Nat Young ocupa actualmente a 11ª posição do ranking do circuito de qualificação da WSL, apenas um lugar fora do “cut” de qualificação para o Championship Tour. É uma posição que, há alguns anos atrás, parecia altamente improvável, tendo em conta os seus resultados nas sua primeira época como membro do Championship Tour.

Tudo começou com uma carreira competitiva sólida como júnior com diversas vitórias em provas Pro Junior em solo americano. Nat qualificou-se para o World Junior Championship da WSL por três vezes, tendo terminado em 9º lugar em 2009, em Narrabeen, Austrália, 5º lugar em 2010 e em 2011, ano em que a disputa foi feita em duas etapas, chegou à final da última etapa a precisar de uma vitória para se sagrar campeão. O seu adversário, Marc Lacomare, estava inspirado e Young teve que se contentar com o segundo lugar na prova e o título de vice-campeão mundial júnior.

No entanto, o sucesso no circuito QS tinha começado ainda mais cedo já que em 2008, com apenas 17 anos, venceu a sua primeira etapa no circuito QS, o O’Neill Cold Water Classic, uma etapa 4 estrelas realizada na sua terra natal, Santa Cruz.

 

 

O seu surf é descrito como “competitivo”, com um backside que está entre os melhores do tour mas até ao fim de 2012, ano em que se qualificou para o Championship Tour, Nat apenas venceu mais uma etapa, o Vans Pier Classic, realizado em Huntington Beach.

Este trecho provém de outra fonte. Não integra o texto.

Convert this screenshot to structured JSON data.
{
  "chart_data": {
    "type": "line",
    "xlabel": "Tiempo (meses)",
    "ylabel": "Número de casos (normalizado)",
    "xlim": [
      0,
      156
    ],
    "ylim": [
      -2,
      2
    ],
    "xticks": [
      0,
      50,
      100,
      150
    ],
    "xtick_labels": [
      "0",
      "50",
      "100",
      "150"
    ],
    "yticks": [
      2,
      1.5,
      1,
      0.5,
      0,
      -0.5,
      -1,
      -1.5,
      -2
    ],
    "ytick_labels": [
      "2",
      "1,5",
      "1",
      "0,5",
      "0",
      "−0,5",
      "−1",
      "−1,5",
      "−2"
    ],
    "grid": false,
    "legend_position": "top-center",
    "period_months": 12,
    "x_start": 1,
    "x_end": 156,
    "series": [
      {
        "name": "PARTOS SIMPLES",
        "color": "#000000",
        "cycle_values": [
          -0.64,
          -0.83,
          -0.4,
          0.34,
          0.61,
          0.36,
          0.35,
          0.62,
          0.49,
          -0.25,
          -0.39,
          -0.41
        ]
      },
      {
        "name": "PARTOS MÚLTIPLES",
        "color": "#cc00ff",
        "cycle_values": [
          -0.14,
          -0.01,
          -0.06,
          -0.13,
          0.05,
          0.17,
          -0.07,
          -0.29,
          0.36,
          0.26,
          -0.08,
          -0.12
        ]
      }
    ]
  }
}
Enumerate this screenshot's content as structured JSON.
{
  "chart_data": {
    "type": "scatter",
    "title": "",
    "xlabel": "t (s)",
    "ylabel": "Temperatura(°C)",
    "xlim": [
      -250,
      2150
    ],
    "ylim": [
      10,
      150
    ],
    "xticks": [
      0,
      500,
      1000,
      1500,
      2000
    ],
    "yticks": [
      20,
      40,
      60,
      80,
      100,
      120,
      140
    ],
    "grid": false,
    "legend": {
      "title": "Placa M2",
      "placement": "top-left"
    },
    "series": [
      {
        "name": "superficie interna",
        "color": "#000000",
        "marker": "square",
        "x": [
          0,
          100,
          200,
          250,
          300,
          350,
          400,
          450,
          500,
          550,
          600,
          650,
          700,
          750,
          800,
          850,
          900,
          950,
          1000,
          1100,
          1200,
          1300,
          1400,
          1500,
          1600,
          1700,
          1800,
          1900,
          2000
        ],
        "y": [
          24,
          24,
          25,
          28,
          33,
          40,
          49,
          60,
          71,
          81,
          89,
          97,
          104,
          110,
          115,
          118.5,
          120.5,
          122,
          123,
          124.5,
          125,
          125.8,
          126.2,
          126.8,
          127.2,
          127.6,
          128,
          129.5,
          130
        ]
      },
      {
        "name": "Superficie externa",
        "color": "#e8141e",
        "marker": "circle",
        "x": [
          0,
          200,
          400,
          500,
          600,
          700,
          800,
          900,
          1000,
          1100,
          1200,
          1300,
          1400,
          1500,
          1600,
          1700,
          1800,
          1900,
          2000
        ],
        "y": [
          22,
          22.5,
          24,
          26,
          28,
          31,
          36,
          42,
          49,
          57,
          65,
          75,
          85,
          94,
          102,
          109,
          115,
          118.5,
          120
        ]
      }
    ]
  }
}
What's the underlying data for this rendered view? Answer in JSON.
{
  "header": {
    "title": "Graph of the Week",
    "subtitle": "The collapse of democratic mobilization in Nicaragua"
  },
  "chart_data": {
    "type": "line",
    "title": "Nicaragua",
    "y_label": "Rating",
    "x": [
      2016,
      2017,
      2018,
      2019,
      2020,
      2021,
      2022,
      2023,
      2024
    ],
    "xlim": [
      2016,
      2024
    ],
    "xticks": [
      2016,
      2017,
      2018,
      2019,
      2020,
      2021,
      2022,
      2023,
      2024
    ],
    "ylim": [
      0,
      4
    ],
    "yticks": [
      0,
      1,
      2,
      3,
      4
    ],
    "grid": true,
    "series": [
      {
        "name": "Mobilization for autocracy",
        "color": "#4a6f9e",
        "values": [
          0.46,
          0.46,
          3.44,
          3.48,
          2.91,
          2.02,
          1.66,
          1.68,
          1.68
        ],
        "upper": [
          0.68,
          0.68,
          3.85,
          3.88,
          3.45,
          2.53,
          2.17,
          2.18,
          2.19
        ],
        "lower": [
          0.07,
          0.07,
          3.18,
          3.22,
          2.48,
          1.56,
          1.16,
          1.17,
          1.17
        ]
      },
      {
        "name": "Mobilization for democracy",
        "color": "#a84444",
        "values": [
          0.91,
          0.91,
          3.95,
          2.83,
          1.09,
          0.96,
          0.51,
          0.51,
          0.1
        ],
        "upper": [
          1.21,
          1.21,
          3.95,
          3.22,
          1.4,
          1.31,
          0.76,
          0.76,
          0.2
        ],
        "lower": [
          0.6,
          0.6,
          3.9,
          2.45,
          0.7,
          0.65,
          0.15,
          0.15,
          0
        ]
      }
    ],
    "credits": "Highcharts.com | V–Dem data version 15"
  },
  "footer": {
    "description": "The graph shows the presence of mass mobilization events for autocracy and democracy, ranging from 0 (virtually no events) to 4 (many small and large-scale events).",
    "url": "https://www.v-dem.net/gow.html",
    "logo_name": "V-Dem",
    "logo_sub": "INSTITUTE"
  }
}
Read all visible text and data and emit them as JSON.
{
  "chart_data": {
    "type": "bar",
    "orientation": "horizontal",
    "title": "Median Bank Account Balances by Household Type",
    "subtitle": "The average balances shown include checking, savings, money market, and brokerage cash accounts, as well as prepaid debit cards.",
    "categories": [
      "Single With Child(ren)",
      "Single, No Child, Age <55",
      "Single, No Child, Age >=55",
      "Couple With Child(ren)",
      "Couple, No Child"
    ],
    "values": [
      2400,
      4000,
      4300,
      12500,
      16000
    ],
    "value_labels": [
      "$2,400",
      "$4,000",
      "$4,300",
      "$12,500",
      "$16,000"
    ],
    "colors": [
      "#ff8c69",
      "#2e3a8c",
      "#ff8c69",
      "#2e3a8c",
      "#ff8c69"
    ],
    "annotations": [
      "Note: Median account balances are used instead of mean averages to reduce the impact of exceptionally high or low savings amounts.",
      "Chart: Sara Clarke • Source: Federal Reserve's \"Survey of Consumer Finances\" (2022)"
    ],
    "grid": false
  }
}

A sua estreia no CT foi impressionante, tendo chegado a duas finais, em Bells Beach e Peniche, e uma meia final em Bali para terminar dentro do top10 e receber o prémio de rookie of the year. No ano seguinte o surfista de Santa Cruz parecia estar a ganhar consistência e ao fim de 5 etapas já tinha feito mais uma final e encontrava-se em 7º lugar no ranking, mas até ao fim do ano não voltou a passar do round 3. Em 2015 conseguiu entrar no top5, graças a 3ºs lugares em Bells e Margaret River, mas faltou novamente consistência e acabou por cair 5 lugares ao longo do ano.

No ano de 2016 também não começou mal mas Nat teve problemas pessoas e acabou fora da bolha de qualificação por apenas um lugar. Em 2017 conseguiu entrar em 9 das 11 etapas, mas ficou longe da qualificação, tendo passado do round 3 apenas em uma etapa.

 

 

De volta ao QS a 100% em 2018, Nat apenas conseguiu fazer uma final e foi numa etapa de 3.000 pontos, terminando num “pobre” 45º lugar. Este ano, enquanto muitos dos seus “ex-colegas” se deslocavam para uma etapa onde já fez grandes resultados, Bells Beach, Young seguiu para Portugal, para disputar as etapas de 3.000 pontos de Santa Cruz e Costa da Caparica. E foi na segunda etapa, o Caparica Surf Fest powered by Oakley, que este surfista parece ter quebrado o seu bloqueio, vencendo a etapa com o seu backside afiado. A sua vitória garantiu-lhe um grande salto no ranking, garantindo assim o seu primeiro keeper de regresso a um lugar onde já foi destaque.

Será que consegue uma vaga no Championship Tour de 2020?